The discriminatory crusade demonizes transgender people and their families. Other GOP candidates across the country have followed suit in local, state and federal contests. It suggests how bankrupt their overall messaging is.
For example, state Del. Chad Green, R-York, who’s running for reelection, teamed up with Earle-Sears this month at a campaign stop in Williamsburg. He said barring “biological males” from competing against females was among his top priorities, The Virginian-Pilot reported.
Added Earle-Sears: “All the Democrats want biological men in girls sports.”
It’s a lot of umbrage directed at a relatively small population of athletes and individuals. And these Republican candidates know it.
Transgender adults, incidentally, have a prevalence of past-year thoughts about suicide “that is nearly twelve times higher, and a prevalence of past-year suicide attempts that is about eighteen times higher, than the U.S. general population,” according to the Williams Institute at the UCLA School of Law. They certainly don’t need hyped comments from political leaders.
The Republican tack on transgender people is reprehensible. This cynical blueprint to stoke fear, drive transphobic voters to the polls and exploit ignorance mimics one that Trump used in the 2024 presidential election.
Republicans nationwide, obviously, would rather spew on this topic than debate cuts to Medicaid and the Supplemental Nutrition Assistance Program, also known as food stamps. Those reductions occurred because of the president’s bill that took money from the poor to pay for tax cuts that overwhelmingly benefited the rich. Republicans in Congress, who control both chambers, passed the legislation.
Such programs impact millions of people, including folks in the Commonwealth. Nearly 2 million Virginians used Medicaid or FAMIS, the state’s health insurance for children, earlier this year. More than 866,000 used SNAP.
Regarding the fixation on trans people, “They’re focusing on this more than issues that affect all Virginians,” Reed Williams told me. The 23-year-old trans woman attended high school in Virginia Beach and is now on the staff of Equality Virginia, a LGBTQ+ advocacy organization.
Williams recently wrote a heartfelt column in the Richmond Times-Dispatch verbalizing her dismay at the attention that conservative candidates place on this issue, when things like the economy and rising prices are much more important. She’s right.
Williams noted, matter-of-factly, that she used the girls bathroom from the eighth to 12th grades — one of the overheated talking points for conservatives.
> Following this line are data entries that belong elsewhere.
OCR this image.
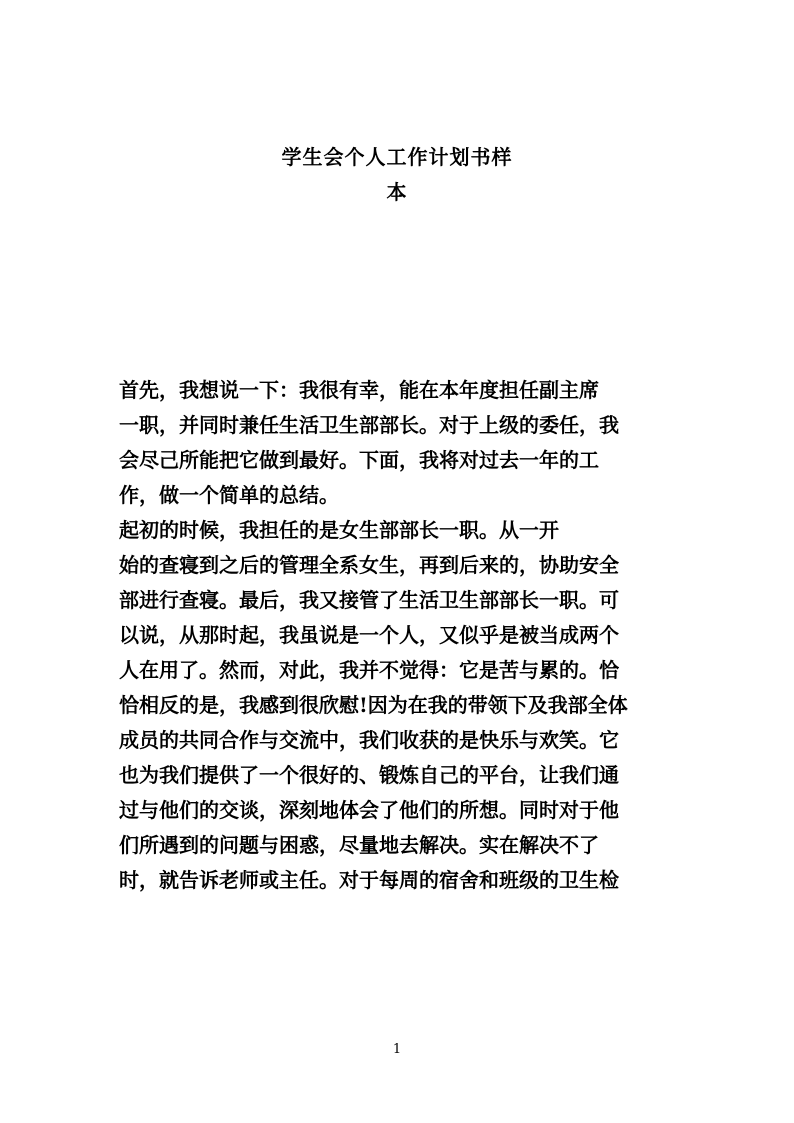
学生会个人工作计划书样
本
首先，我想说一下：我很有幸，能在本年度担任副主席
一职，并同时兼任生活卫生部部长。对于上级的委任，我
会尽己所能把它做到最好。下面，我将对过去一年的工
作，做一个简单的总结。
起初的时候，我担任的是女生部部长一职。从一开
始的查寝到之后的管理全系女生，再到后来的，协助安全
部进行查寝。最后，我又接管了生活卫生部部长一职。可
以说，从那时起，我虽说是一个人，又似乎是被当成两个
人在用了。然而，对此，我并不觉得：它是苦与累的。恰
恰相反的是，我感到很欣慰!因为在我的带领下及我部全体
成员的共同合作与交流中，我们收获的是快乐与欢笑。它
也为我们提供了一个很好的、锻炼自己的平台，让我们通
过与他们的交谈，深刻地体会了他们的所想。同时对于他
们所遇到的问题与困惑，尽量地去解决。实在解决不了
时，就告诉老师或主任。对于每周的宿舍和班级的卫生检
1
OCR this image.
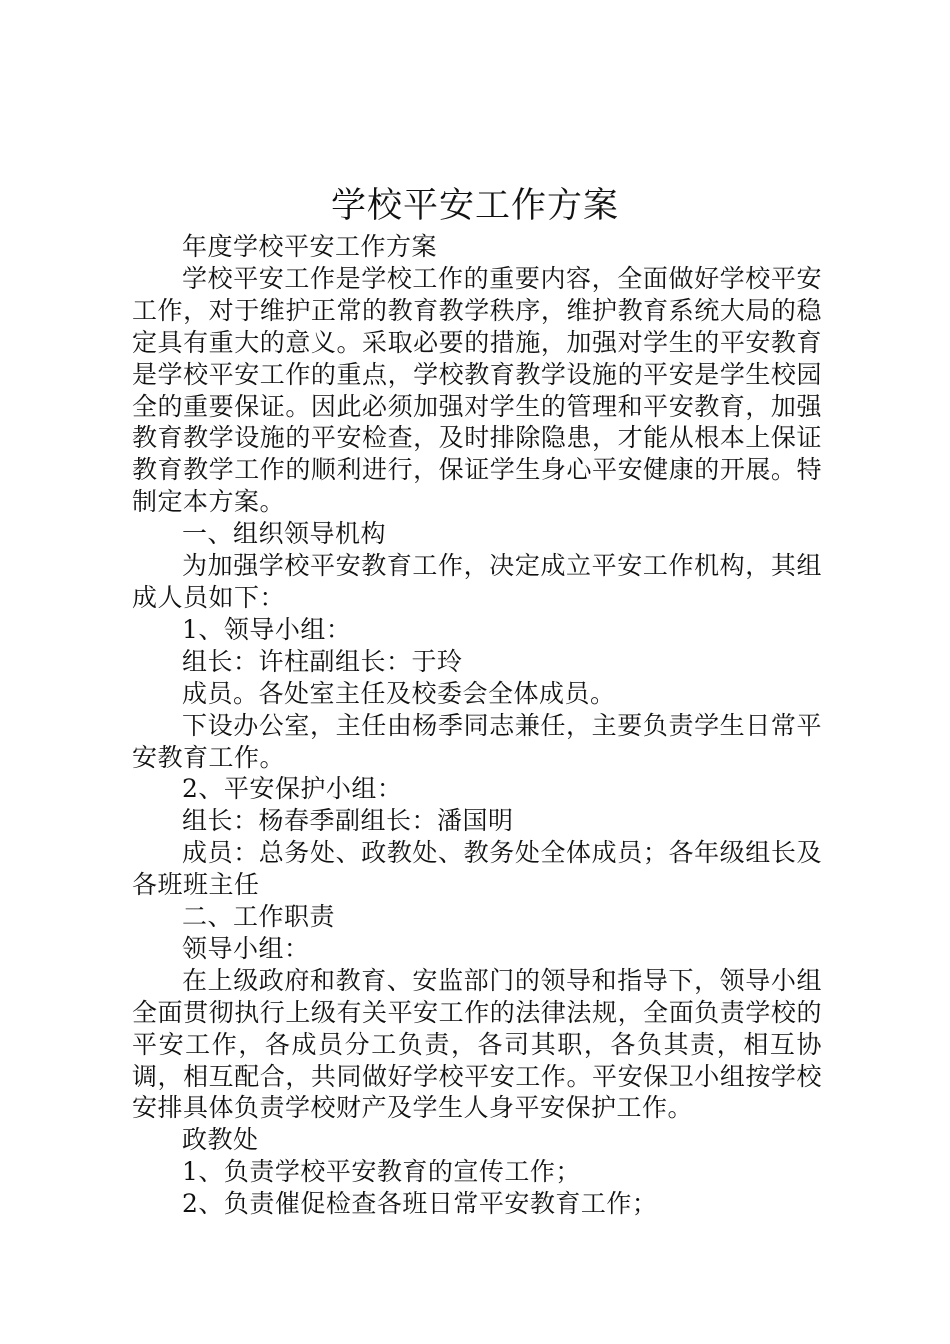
学校平安工作方案

年度学校平安工作方案

学校平安工作是学校工作的重要内容，全面做好学校平安工作，对于维护正常的教育教学秩序，维护教育系统大局的稳定具有重大的意义。采取必要的措施，加强对学生的平安教育是学校平安工作的重点，学校教育教学设施的平安是学生校园全的重要保证。因此必须加强对学生的管理和平安教育，加强教育教学设施的平安检查，及时排除隐患，才能从根本上保证教育教学工作的顺利进行，保证学生身心平安健康的开展。特制定本方案。

一、组织领导机构

为加强学校平安教育工作，决定成立平安工作机构，其组成人员如下：

1、领导小组：

组长：许柱副组长：于玲

成员。各处室主任及校委会全体成员。

下设办公室，主任由杨季同志兼任，主要负责学生日常平安教育工作。

2、平安保护小组：

组长：杨春季副组长：潘国明

成员：总务处、政教处、教务处全体成员；各年级组长及各班班主任

二、工作职责

领导小组：

在上级政府和教育、安监部门的领导和指导下，领导小组全面贯彻执行上级有关平安工作的法律法规，全面负责学校的平安工作，各成员分工负责，各司其职，各负其责，相互协调，相互配合，共同做好学校平安工作。平安保卫小组按学校安排具体负责学校财产及学生人身平安保护工作。

政教处

1、负责学校平安教育的宣传工作；

2、负责催促检查各班日常平安教育工作；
Williams had a summer job in City Hall at 16.
“Confusion over my gender could be remedied with a productive conversation, agreement to disagree, or simply moving on,” she wrote. “Virginia’s current fight over transgender people is entirely manufactured.”
I reached out to a spokesperson for Earle-Sears, the current lieutenant governor, about her focus on trans issues, but Peyton Vogel didn’t respond to my messages. Among them: Has Earle-Sears actually discussed her concerns with transgender individuals, especially those who transitioned during high school?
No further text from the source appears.